UK Politics

Welfare overhaul plan passes first parliamentary hurdle

work and Pensions Secretary Iain Duncan Smith
Image caption Iain Duncan Smith said he wanted to set a "new course" for the welfare state

Far-reaching proposals to overhaul the welfare system have passed their first parliamentary hurdle.

The government's welfare reform bill got its second reading in the House of Commons with a majority of 288.

During the debate, Work and Pensions Secretary Iain Duncan Smith reassured cancer charities that he would listen to their concerns over benefit changes.

Labour said they supported aspects of the proposed legislation but had reservations about its overall impact.

Labour MPs abstained in Wednesday's vote and their own amendment, raising various objections and urging further consultation, was defeated by 73 votes.

Charity concerns

Ahead of the bill's Second Reading, 30 cancer charities warned that disability benefit changes could leave people without financial support "when they need it the most".

Mr Duncan Smith said he was taking advice on issues raised and was not trying to harm cancer patients after the charities signed an open letter to the Guardian, raising concerns about changes to Employment and Support Allowance, which replaced incapacity benefit and Disability Living Allowance.

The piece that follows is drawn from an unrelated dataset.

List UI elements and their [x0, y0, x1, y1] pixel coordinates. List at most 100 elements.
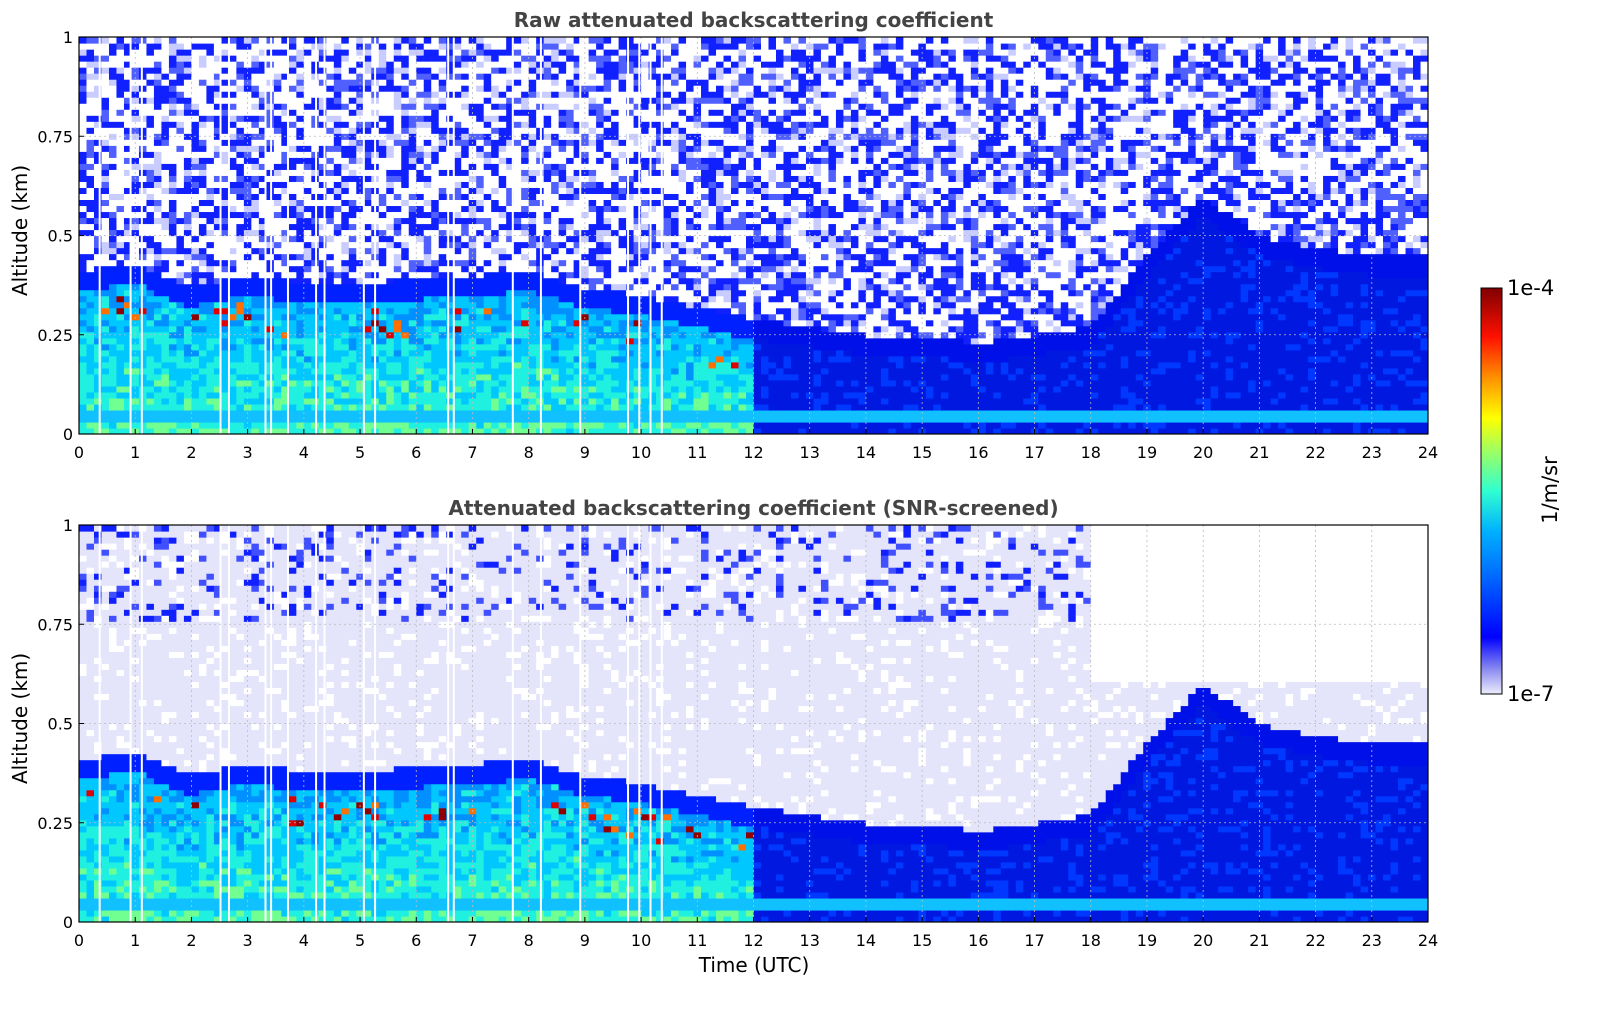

They were concerned that plans to limit ESA to one year would hit cancer patients who wanted to return to work but did not recovery quickly enough.

They also called for an end to an existing rule which allowed patients taking chemotherapy orally to be treated differently to those having injections.

And they criticised proposals that could see cancer patients have to wait six months, rather than three, to claim the new Personal Independence Payment that will replace DLA.

'Increased hardship'

They wrote: "Cancer treatment often starts very quickly following diagnosis and the needs associated with cancer can escalate rapidly. In the first six months following diagnosis, people with cancer face dramatically increased outgoings to cover expenses such as travel and parking for hospital appointments and extra fuel costs.

"Without support for these costs as soon as the need arises, people with cancer will face increased levels of hardship and some will get further into debt."

Opening Wednesday's debate, Mr Duncan Smith told MPs: "I think that the bill before us today... does set, I hope, a new course for the welfare state.

"I believe it will enable us to reach out to some of the groups of people that have become detached from the rest of society, trapped too often in a permanent state of worklessness and too often, in dependency."

Universal credit

The bill contains plans to replace six income-related work-based benefits with a single universal credit from 2013 - the government says it will make sure people are always better off in work and will close a loophole where some couples get more if they live apart.

There will also be an annual benefit cap of about £26,000 per family, and those refusing to work face a loss of benefits for up to three years.

Asked about the cancer charities' concerns, Mr Duncan Smith told MPs "very substantial changes" had already been made to support cancer patients.

But he said he understood concerns about oral chemotherapy and he had asked Professor Malcolm Harrington, who has reviewed the ESA system, to give advice on the issue.

"Professor Harrington will review that, will take evidence and we have asked the cancer groups to offer their thoughts and advice on this, as well as the medical fraternity and we will take consideration of what Professor Harrington says."

He added: "We are not in the business of trying to harm or affect cancer patients, quite the contrary, I think we have made some very serious changes to what we inherited from the previous government and that is what we will continue to do."

'Compassion test'

For Labour, shadow work and pensions secretary Liam Byrne pressed him to say that people with permanent disabilities would not have to repeatedly undergo assessments for disability benefits. He said: "Are you saying this afternoon that if someone is deaf-blind they will be recalled for regular checks under the regime that you are aspiring to put in place, yes or no?"

Mr Duncan Smith said that would be "looked at" during the bill's passage but it was "right" to see people and check on their condition, rather than leave them "parked forever on set benefits".

But Mr Byrne said some people should be exempted from having to "go through check after check".

More broadly, he said there were some aspects of the bill that Labour supported such as the introduction of the universal credit and efforts to tackle fraud in the benefits system.

But he described the bill as "ramshackle", in need of more thorough consultation, and failing the basic tests of "fostering ambition" and "nurturing compassion".

If issues raised by cancer charities were not addressed as the bill progressed, Mr Duncan Smith would have "single-handedly dismantled any notion compassionate Conservatism is truly a reality," he added.